The voice was high and squeaky, like a boy's voice when it is breaking. The extended hand was soft and greasy in spite of its attempt at a firm grip. With elaborate politeness he ushered Mrs. Harrington into her chair. He took his place close beside her, crossed his fat legs, and stuck his thumbs into his arm-holes.

"I am your friend Ito," he began, "your father's friend, and I am sure to be your friend, too."

But for the reference to her father she would have snubbed him. She decided to give him tea in the lounge, and not to invite him to her private rooms. A growing distrust of her countrymen, arising largely from observation of the ways of Tanaka, was making little Asako less confiding than of yore. She was still ready to be amused by them, but she was becoming less credulous of the Japanese pose of simplicity and the conventional smile. However, she was soon melted by Mr. Ito's kindliness of manner. He patted her hand, and called her "little girl."

"I am your old lawyer," he kept on saying, "your father's friend, and your best friend too. Anything you want, just ring me and you have it. There's my number. Don't forget now. Shiba 1326. What do you think of Japan, now? Beautiful country, I think. And you have not yet seen Miyanoshita, or Kamakura, or Nikko temples. You have not yet got automobile, I think. Indeed, I am sorry for you. That is a very wrong thing! I shall at once order for you a very splendid automobile, and we must make a grand trip. Every rich and noble person possesses splendid automobile."

"Oh, that would be nice!" Asako clapped her hands. "Japan is so pretty. I do want to see more of it. But I must ask my husband about buying the motor."

Ito laughed a fat, oily laugh.

"Indeed, that is Japanese style, little girl. Japanese wife say, 'I ask my husband.' American style wife very different. She say, 'My husband do this, do that'—like coolie. I have travelled much abroad. I know American custom very well."

"My husband gives me all I want, and a great deal more," said Asako.

"He is very kind man," grinned the lawyer, "because the money is all yours—not his at all. Ha, ha!"
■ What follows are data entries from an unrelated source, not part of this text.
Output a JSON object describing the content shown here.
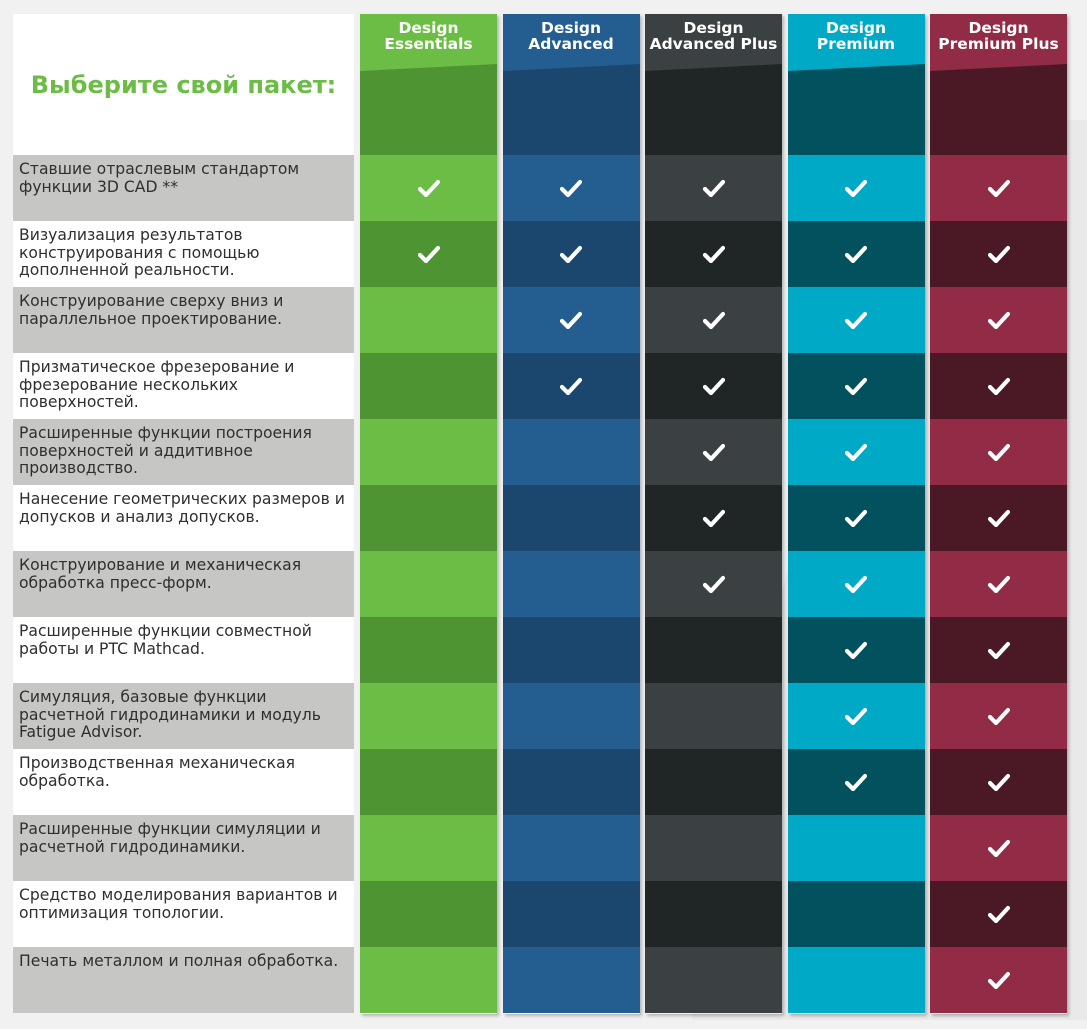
{
  "title": "Выберите свой пакет:",
  "plans": [
    {
      "name_line1": "Design",
      "name_line2": "Essentials",
      "head_light": "#6cbd45",
      "head_dark": "#4f9432",
      "cell_light": "#6cbd45",
      "cell_dark": "#4f9432"
    },
    {
      "name_line1": "Design",
      "name_line2": "Advanced",
      "head_light": "#245d8f",
      "head_dark": "#1b476e",
      "cell_light": "#245d8f",
      "cell_dark": "#1b476e"
    },
    {
      "name_line1": "Design",
      "name_line2": "Advanced Plus",
      "head_light": "#3b4142",
      "head_dark": "#202526",
      "cell_light": "#3b4142",
      "cell_dark": "#202526"
    },
    {
      "name_line1": "Design",
      "name_line2": "Premium",
      "head_light": "#00a9c6",
      "head_dark": "#02515e",
      "cell_light": "#00a9c6",
      "cell_dark": "#02515e"
    },
    {
      "name_line1": "Design",
      "name_line2": "Premium Plus",
      "head_light": "#922c46",
      "head_dark": "#4b1925",
      "cell_light": "#922c46",
      "cell_dark": "#4b1925"
    }
  ],
  "features": [
    {
      "label": "Ставшие отраслевым стандартом функции 3D CAD **",
      "checks": [
        true,
        true,
        true,
        true,
        true
      ]
    },
    {
      "label": "Визуализация результатов конструирования с помощью дополненной реальности.",
      "checks": [
        true,
        true,
        true,
        true,
        true
      ]
    },
    {
      "label": "Конструирование сверху вниз и параллельное проектирование.",
      "checks": [
        false,
        true,
        true,
        true,
        true
      ]
    },
    {
      "label": "Призматическое фрезерование и фрезерование нескольких поверхностей.",
      "checks": [
        false,
        true,
        true,
        true,
        true
      ]
    },
    {
      "label": "Расширенные функции построения поверхностей и аддитивное производство.",
      "checks": [
        false,
        false,
        true,
        true,
        true
      ]
    },
    {
      "label": "Нанесение геометрических размеров и допусков и анализ допусков.",
      "checks": [
        false,
        false,
        true,
        true,
        true
      ]
    },
    {
      "label": "Конструирование и механическая обработка пресс-форм.",
      "checks": [
        false,
        false,
        true,
        true,
        true
      ]
    },
    {
      "label": "Расширенные функции совместной работы и PTC Mathcad.",
      "checks": [
        false,
        false,
        false,
        true,
        true
      ]
    },
    {
      "label": "Симуляция, базовые функции расчетной гидродинамики и модуль Fatigue Advisor.",
      "checks": [
        false,
        false,
        false,
        true,
        true
      ]
    },
    {
      "label": "Производственная механическая обработка.",
      "checks": [
        false,
        false,
        false,
        true,
        true
      ]
    },
    {
      "label": "Расширенные функции симуляции и расчетной гидродинамики.",
      "checks": [
        false,
        false,
        false,
        false,
        true
      ]
    },
    {
      "label": "Средство моделирования вариантов и оптимизация топологии.",
      "checks": [
        false,
        false,
        false,
        false,
        true
      ]
    },
    {
      "label": "Печать металлом и полная обработка.",
      "checks": [
        false,
        false,
        false,
        false,
        true
      ]
    }
  ],
  "icons": {
    "check": "check-icon"
  }
}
Then, seeing that his officiousness was overstepping the mark, he added,—

"I know American ladies very well. They don't give money to their husbands. They tell their husbands, 'You give money to me.' They just do everything themselves, writing cheques all the time!"

"Really?" said Asako; "but my husband is the kindest and best man in the world!"

"Quite right, quite right. Love your husband like a good little girl. But don't forget your old lawyer, Ito. I was your father's friend. We were at school together here in Tokyo."

This interested Asako immensely. She tried to make the lawyer talk further, but he said that it was a very long story, and he must tell her some other time. Then she asked him about her cousin, Mr. Fujinami Gentaro.

"He is away from town just now. When he returns, I think he will invite you to splendid feast."